If the student ratings of the overall effectiveness of professors is normally distributed with a mean of 5 and a standard deviation of 1.75, what proportion of the professors will be expected to be rated below 2.55?
This is a z-score
z=(x-mu)/(standard deviation)
z=(2.55-5)/(1.75)
find z then look it up on your "areas under the curve normal distribution table" in the back of your textbook : )

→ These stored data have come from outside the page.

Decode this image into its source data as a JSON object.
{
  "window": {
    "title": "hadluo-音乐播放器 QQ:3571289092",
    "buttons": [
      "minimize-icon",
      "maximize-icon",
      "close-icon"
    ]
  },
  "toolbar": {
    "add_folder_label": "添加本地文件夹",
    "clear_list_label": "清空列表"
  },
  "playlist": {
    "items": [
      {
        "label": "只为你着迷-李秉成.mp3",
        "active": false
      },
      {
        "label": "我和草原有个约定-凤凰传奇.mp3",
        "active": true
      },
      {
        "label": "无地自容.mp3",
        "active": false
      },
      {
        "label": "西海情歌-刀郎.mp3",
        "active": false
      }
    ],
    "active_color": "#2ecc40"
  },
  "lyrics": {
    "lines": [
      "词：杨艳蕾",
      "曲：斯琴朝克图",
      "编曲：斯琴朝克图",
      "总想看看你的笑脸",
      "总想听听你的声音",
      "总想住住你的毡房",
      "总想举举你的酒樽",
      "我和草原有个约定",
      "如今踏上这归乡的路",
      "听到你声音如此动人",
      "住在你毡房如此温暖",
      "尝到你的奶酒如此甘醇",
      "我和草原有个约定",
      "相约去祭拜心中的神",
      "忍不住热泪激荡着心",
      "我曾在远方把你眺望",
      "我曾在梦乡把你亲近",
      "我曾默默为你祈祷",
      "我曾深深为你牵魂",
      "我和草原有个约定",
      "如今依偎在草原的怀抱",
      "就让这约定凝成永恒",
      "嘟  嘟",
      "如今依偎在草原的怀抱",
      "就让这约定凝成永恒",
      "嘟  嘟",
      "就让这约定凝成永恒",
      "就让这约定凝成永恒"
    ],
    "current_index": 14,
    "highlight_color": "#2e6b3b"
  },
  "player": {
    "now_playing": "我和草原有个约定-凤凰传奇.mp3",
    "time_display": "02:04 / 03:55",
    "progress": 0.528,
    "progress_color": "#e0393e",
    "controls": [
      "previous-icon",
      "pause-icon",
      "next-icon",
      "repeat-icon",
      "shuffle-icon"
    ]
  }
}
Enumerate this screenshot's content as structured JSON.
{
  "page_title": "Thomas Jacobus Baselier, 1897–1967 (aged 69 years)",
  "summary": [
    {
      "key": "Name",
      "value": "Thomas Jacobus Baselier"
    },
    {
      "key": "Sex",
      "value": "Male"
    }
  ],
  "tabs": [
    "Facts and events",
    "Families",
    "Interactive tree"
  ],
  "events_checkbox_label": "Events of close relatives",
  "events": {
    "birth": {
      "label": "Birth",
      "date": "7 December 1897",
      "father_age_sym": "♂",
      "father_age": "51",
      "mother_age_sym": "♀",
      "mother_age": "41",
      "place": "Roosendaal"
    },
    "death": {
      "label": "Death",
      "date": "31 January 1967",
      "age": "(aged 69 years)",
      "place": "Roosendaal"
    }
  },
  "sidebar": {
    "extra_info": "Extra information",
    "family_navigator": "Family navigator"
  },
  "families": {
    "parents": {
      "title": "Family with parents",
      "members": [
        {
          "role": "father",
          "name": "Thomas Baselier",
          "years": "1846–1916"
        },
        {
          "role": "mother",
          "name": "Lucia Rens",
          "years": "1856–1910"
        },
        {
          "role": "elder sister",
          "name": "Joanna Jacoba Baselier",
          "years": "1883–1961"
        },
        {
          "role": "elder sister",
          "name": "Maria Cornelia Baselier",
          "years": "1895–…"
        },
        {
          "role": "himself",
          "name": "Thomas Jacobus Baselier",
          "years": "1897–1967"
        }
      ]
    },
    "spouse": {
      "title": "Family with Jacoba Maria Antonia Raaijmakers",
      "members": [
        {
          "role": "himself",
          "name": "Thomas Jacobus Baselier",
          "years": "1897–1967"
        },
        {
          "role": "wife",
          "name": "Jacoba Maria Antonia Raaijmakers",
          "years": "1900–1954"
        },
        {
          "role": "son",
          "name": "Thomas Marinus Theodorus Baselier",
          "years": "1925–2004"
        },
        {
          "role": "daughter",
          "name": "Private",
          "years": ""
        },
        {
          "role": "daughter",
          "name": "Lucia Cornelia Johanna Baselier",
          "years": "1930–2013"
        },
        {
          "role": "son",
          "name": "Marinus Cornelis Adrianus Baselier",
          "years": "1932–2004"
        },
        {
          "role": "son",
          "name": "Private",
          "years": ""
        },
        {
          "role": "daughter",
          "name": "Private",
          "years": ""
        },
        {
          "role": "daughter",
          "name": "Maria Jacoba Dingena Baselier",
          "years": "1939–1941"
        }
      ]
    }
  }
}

To find the proportion of professors expected to be rated below a certain rating, we need to calculate the cumulative probability of that rating based on the given mean and standard deviation.
In this case, we want to find the cumulative probability of rating below 2.55.
To do this, we can use the standard normal distribution table or a calculator that provides the cumulative distribution function (CDF) of the standard normal distribution.
The formula for standardizing a value from a normal distribution is:
Z = (X - μ) / σ
Where:
Z is the standardized value (also known as the z-score)
X is the rating we want to find the proportion for (2.55 in this case)
μ is the mean (5 in this case)
σ is the standard deviation (1.75 in this case)
Plugging in the values, we get:
Z = (2.55 - 5) / 1.75
= -2.45 / 1.75
≈ -1.4
Now, we need to find the cumulative probability associated with this z-score of -1.4.
Using a standard normal distribution table, we can find that the cumulative probability corresponding to -1.4 is approximately 0.0808.
Therefore, approximately 0.0808 or 8.08% of the professors can be expected to be rated below 2.55.